Two points to make about this: one is that it's Bernard Shaw; the other is that it's read throughout by the very capable Kimberly Schraf.

Shaw can be funny, serious, tough-minded and sentimental by turns; he can also be alternately captivating and tedious. In this outing he's all of the above.

Cleopatra is not the fading, mercurial enchantress of Shakespeare’s play. Shaw presents her as a charming but hopelessly spoiled 16-year-old girl. There is a tremor at the end, though, that gives a hint of what is to come.

The play comes with not one but two prologues (take your pick), which is about one and a half too many. An afterward provides historical background on some of the points raised in the play.

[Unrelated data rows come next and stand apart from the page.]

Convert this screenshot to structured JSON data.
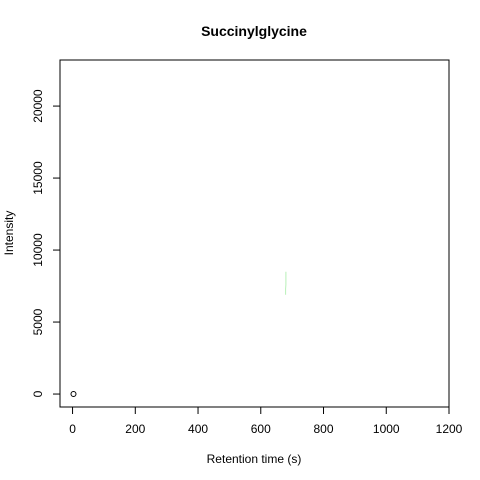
{
  "chart_data": {
    "type": "scatter",
    "title": "Succinylglycine",
    "xlabel": "Retention time (s)",
    "ylabel": "Intensity",
    "xlim": [
      -40,
      1200
    ],
    "ylim": [
      -900,
      23200
    ],
    "x_ticks": [
      0,
      200,
      400,
      600,
      800,
      1000,
      1200
    ],
    "y_ticks": [
      0,
      5000,
      10000,
      15000,
      20000
    ],
    "grid": false,
    "legend": "none",
    "points": [
      {
        "x": 3,
        "y": 0
      }
    ],
    "trace": {
      "color": "#b8f0b8",
      "points": [
        {
          "x": 680,
          "y": 8500
        },
        {
          "x": 680,
          "y": 7600
        },
        {
          "x": 679,
          "y": 7300
        },
        {
          "x": 679,
          "y": 6900
        }
      ]
    }
  }
}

I've never seen this one staged. If it were done exactly as written - something I suspect would be a financial impossibility - it would be more elaborate than the most expensive Broadway musical. The sets Shaw describes are spectacular beyond belief, with multiple levels, colonnaded porticos, the Pharos lighthouse, a Sphinx (though not THE Sphinx), and a ship at pier. Dozens if not scores of soldiers, guards, and servants dot the landscape.

In this setting, Shaw tells an unromantic story about a young girl with a lesson to learn about ruling, and an old(er) man with a destiny to fulfill. Like much of Shaw’s work, for me it speaks much more clearly to my head than my heart.

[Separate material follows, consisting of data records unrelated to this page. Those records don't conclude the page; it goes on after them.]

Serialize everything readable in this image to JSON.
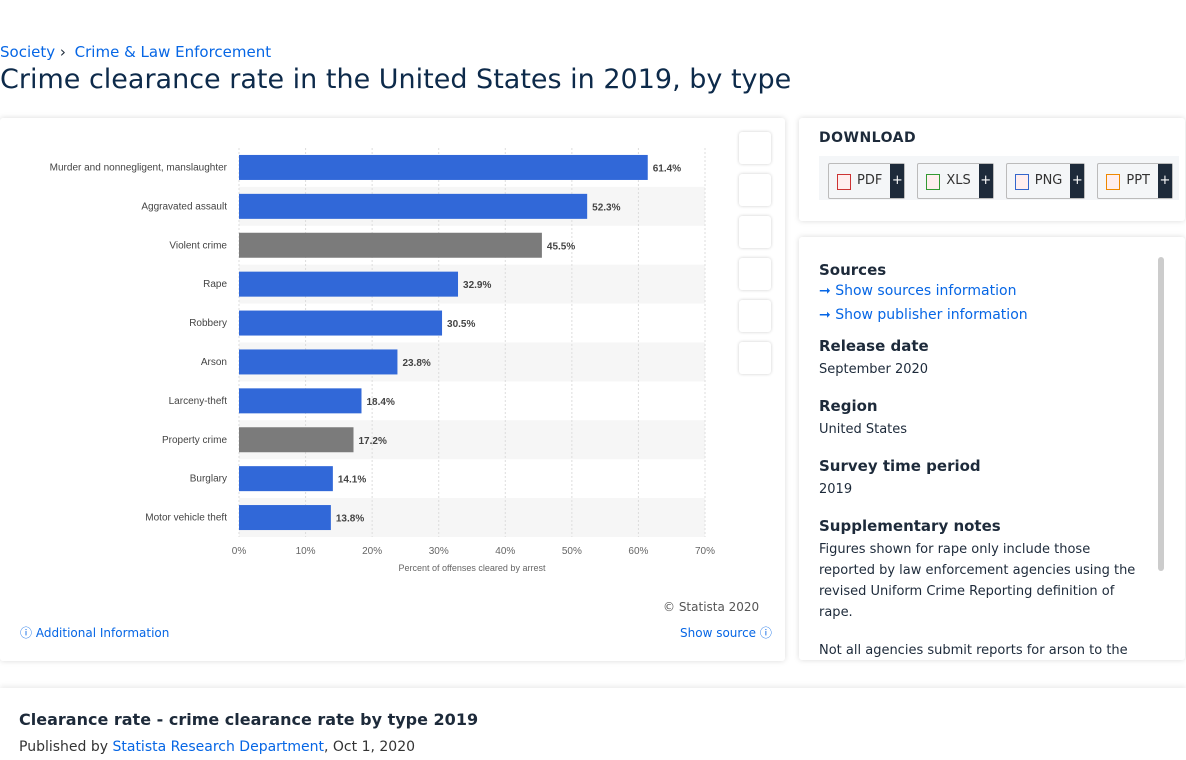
{
  "breadcrumb": [
    "Society",
    "Crime & Law Enforcement"
  ],
  "title": "Crime clearance rate in the United States in 2019, by type",
  "chart_data": {
    "type": "hbar",
    "categories": [
      "Murder and nonnegligent, manslaughter",
      "Aggravated assault",
      "Violent crime",
      "Rape",
      "Robbery",
      "Arson",
      "Larceny-theft",
      "Property crime",
      "Burglary",
      "Motor vehicle theft"
    ],
    "values": [
      61.4,
      52.3,
      45.5,
      32.9,
      30.5,
      23.8,
      18.4,
      17.2,
      14.1,
      13.8
    ],
    "value_labels": [
      "61.4%",
      "52.3%",
      "45.5%",
      "32.9%",
      "30.5%",
      "23.8%",
      "18.4%",
      "17.2%",
      "14.1%",
      "13.8%"
    ],
    "colors": [
      "#3168d8",
      "#3168d8",
      "#7b7b7b",
      "#3168d8",
      "#3168d8",
      "#3168d8",
      "#3168d8",
      "#7b7b7b",
      "#3168d8",
      "#3168d8"
    ],
    "xlim": [
      0,
      70
    ],
    "xticks": [
      {
        "value": 0,
        "label": "0%"
      },
      {
        "value": 10,
        "label": "10%"
      },
      {
        "value": 20,
        "label": "20%"
      },
      {
        "value": 30,
        "label": "30%"
      },
      {
        "value": 40,
        "label": "40%"
      },
      {
        "value": 50,
        "label": "50%"
      },
      {
        "value": 60,
        "label": "60%"
      },
      {
        "value": 70,
        "label": "70%"
      }
    ],
    "xlabel": "Percent of offenses cleared by arrest",
    "grid": true
  },
  "chart_footer": {
    "copyright": "© Statista 2020",
    "additional": "Additional Information",
    "show_source": "Show source"
  },
  "download": {
    "heading": "DOWNLOAD",
    "formats": [
      "PDF",
      "XLS",
      "PNG",
      "PPT"
    ]
  },
  "details": {
    "sources_heading": "Sources",
    "show_sources": "Show sources information",
    "show_publisher": "Show publisher information",
    "release_heading": "Release date",
    "release": "September 2020",
    "region_heading": "Region",
    "region": "United States",
    "period_heading": "Survey time period",
    "period": "2019",
    "notes_heading": "Supplementary notes",
    "notes": [
      "Figures shown for rape only include those reported by law enforcement agencies using the revised Uniform Crime Reporting definition of rape.",
      "Not all agencies submit reports for arson to the FBI. As a result, the number of reports the FBI uses to"
    ]
  },
  "bottom": {
    "title": "Clearance rate - crime clearance rate by type 2019",
    "published_prefix": "Published by",
    "publisher": "Statista Research Department",
    "date": ", Oct 1, 2020"
  }
}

It’s also a chaste story. Caesar is more a kindly uncle here than an aging lover, and Caesarion - the child Caesar and Cleopatra had together - does not show up to complicate matters. At the end, returning to Rome, Caesar promises to send her childhood crush, Mark Antony, and this Queen of the Nile dances and giggles like the schoolgirl she most clearly resembles.

As mentioned, the play is read by a single reader. This has a distinct disadvantage and a number of advantages, especially when it comes to Shaw.

The disadvantage is that it lacks the dramatic tension that results from the interplay of different real personalities.

But the advantages, for someone like me who had not previously read the play, are considerable. In a play as crowded with characters as this one, it's helpful to always know who’s talking. (In single-reader productions like this one, it's customary to preface each line of dialogue with the name of the character speaking it.) Schraf helps this along by using slightly different voices for each character.

And with Shaw, you get the benefit of hearing his novelistic set and character descriptions. Shaw put a lot into these descriptions, and they're useful as hints for actors, directors, and designers; but in an audiobook, where you can't see the finished result, the effect is lost - unless, as here, they're incorporated into the reading.

So, not my favorite play (or my favorite by Shaw), but it’s a skillful and accessible rendering of the play.